Osteoporosis is a common disease that causes two million fractures in the United States and 3.5 million in the European Union every year. It is widely accepted that patients with osteoporotic fractures experience increased mortality, but what is less clear is whether survival is affected in patients with osteoporosis who have not suffered a fracture.

"Long-term treatment of osteoporosis is challenging to the clinician, as long-term effects of our front-line osteoporosis drugs remain incompletely understood," the authors write.

"The competing risk of death may be a barrier to treating the oldest, yet this may not be rational if the risk of death is reduced by treatment. It is difficult to devise goal-directed long-term strategies for managing osteoporosis without firm information about residual lifetime expectancy in treated patients," they explain.

Outlook "Better in Women Than in Men"

To try to further inform this topic, the researchers used data from Danish national registries to track prescriptions for osteoporosis drugs, comorbid conditions, and deaths. They included 58,637 patients who began osteoporosis treatment from 1996 to 2003 and 225,084 control participants matched for age and gender. The researchers retrieved information on deaths through 2013, which allowed for a follow-up period of 10 to 17 years.

In men younger than 80 years and women younger than 60 years, the relative risk of death was strongly increased during the first year of treatment for osteoporosis relative to controls but then declined to a stable but elevated level in later years.

Women older than 65 to 70 years experienced only a small increase in mortality risk during the first year of treatment followed by a mortality risk similar to or lower than that in the control group.

The residual life expectancy was 18.2 years for men beginning osteoporosis treatment at age 50 years and 7.5 years for men beginning treatment at age 75 years. The residual life expectancy was 26.4 years and 13.5 years for women who began treatment at ages 50 years and 75 years, respectively.

"I was not surprised to find that patients with osteoporosis had increased mortality despite treatment, but it was reassuring to find that most patients who were treated for osteoporosis lived for 15 years or longer, although the outlook was a lot better in women than in men," Dr Abrahamsen told Medscape Medical News.

However, "we do not make inferences in this observational study as to whether excess mortality in osteoporosis was attenuated by medical treatment," he and his colleagues observe.

"Rather, the mortality in the study is a real-world observation that reflects the combined effect of disease and intervention."

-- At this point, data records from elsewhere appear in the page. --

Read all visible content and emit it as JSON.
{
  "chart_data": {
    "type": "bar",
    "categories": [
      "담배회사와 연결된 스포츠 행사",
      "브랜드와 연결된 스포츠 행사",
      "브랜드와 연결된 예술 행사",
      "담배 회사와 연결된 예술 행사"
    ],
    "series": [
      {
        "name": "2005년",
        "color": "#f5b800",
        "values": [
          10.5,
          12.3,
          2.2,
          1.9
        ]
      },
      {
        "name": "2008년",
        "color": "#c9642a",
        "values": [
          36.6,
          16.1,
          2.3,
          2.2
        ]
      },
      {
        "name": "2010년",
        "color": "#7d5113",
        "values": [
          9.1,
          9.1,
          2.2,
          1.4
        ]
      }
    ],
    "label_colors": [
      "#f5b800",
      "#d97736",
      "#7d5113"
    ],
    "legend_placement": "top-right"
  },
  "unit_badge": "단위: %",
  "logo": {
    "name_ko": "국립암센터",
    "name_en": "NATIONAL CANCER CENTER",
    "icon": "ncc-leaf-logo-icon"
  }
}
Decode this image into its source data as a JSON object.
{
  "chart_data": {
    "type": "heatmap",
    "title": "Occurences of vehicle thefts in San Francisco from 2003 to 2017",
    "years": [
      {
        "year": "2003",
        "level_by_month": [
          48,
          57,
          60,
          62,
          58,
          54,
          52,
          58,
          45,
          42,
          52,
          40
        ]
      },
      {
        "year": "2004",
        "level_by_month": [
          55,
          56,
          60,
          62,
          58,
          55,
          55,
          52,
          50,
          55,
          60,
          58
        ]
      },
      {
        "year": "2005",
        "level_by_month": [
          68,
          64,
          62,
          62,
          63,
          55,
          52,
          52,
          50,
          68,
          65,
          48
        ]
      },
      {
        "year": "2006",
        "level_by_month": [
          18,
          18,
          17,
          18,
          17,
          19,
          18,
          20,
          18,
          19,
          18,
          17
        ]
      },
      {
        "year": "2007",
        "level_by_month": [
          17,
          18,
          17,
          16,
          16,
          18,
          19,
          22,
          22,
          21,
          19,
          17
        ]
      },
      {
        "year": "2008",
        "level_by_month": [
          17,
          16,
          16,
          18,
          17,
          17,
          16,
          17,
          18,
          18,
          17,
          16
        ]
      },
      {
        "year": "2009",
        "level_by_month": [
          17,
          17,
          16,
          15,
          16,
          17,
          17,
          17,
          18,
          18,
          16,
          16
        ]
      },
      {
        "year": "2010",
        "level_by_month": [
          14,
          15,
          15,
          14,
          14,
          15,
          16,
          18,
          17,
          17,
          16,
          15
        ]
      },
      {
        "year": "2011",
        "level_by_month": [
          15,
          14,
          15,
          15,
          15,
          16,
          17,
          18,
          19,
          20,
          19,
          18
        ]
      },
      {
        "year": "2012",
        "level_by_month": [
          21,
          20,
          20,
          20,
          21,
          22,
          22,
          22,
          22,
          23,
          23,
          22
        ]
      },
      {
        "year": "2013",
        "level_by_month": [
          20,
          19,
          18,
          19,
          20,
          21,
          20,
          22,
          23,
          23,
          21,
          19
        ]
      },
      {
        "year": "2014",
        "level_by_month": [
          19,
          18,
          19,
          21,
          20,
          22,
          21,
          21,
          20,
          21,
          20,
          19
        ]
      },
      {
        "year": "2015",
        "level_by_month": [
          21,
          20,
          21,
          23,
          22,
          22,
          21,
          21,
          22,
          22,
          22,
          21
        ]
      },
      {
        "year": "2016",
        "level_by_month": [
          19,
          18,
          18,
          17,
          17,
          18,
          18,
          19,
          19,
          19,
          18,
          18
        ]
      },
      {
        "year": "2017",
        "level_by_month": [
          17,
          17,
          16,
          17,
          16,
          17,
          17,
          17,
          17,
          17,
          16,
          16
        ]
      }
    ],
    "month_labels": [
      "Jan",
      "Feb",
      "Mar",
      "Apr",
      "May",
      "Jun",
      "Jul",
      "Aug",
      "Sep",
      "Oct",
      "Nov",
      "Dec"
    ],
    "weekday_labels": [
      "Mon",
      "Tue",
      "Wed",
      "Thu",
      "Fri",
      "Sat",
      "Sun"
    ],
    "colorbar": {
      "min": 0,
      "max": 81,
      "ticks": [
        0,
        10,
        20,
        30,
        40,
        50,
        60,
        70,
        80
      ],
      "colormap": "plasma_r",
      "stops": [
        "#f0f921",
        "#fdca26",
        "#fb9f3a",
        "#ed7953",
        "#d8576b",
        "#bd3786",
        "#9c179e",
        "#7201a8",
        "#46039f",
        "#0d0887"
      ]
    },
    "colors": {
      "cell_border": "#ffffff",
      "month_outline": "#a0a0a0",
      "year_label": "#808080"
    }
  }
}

Long-Term Guidelines "Are Only Just Being Developed"

"The present study shows that most of the patients we treat have a long life expectancy. We can't be complacent about the need for developing a long-term plan for osteoporosis treatment in each patient," Dr Abrahamsen said.

"Current treatment guidelines are fairly clear about the criteria for starting osteoporosis treatment, but the guidelines for pausing, ending, changing, or restarting treatment are only just being developed."

"This is a real challenge when we all meet a large number of patients who have already had treatment for 10 or 15 years," he concluded.

Dr Abrahamsen has received research grants from or served as an investigator in studies for Novartis, Nycomed/Takeda, NPS Pharmaceuticals, and Amgen. He has in the past served as a national advisory board member for Nycomed/Takeda, Merck, and Amgen and received speaker's fees from Nycomed/Takeda, Amgen, Merck, and Eli Lilly. Disclosures for the coauthors are listed in the article.

J Bone Miner Res. Published online February 7, 2015.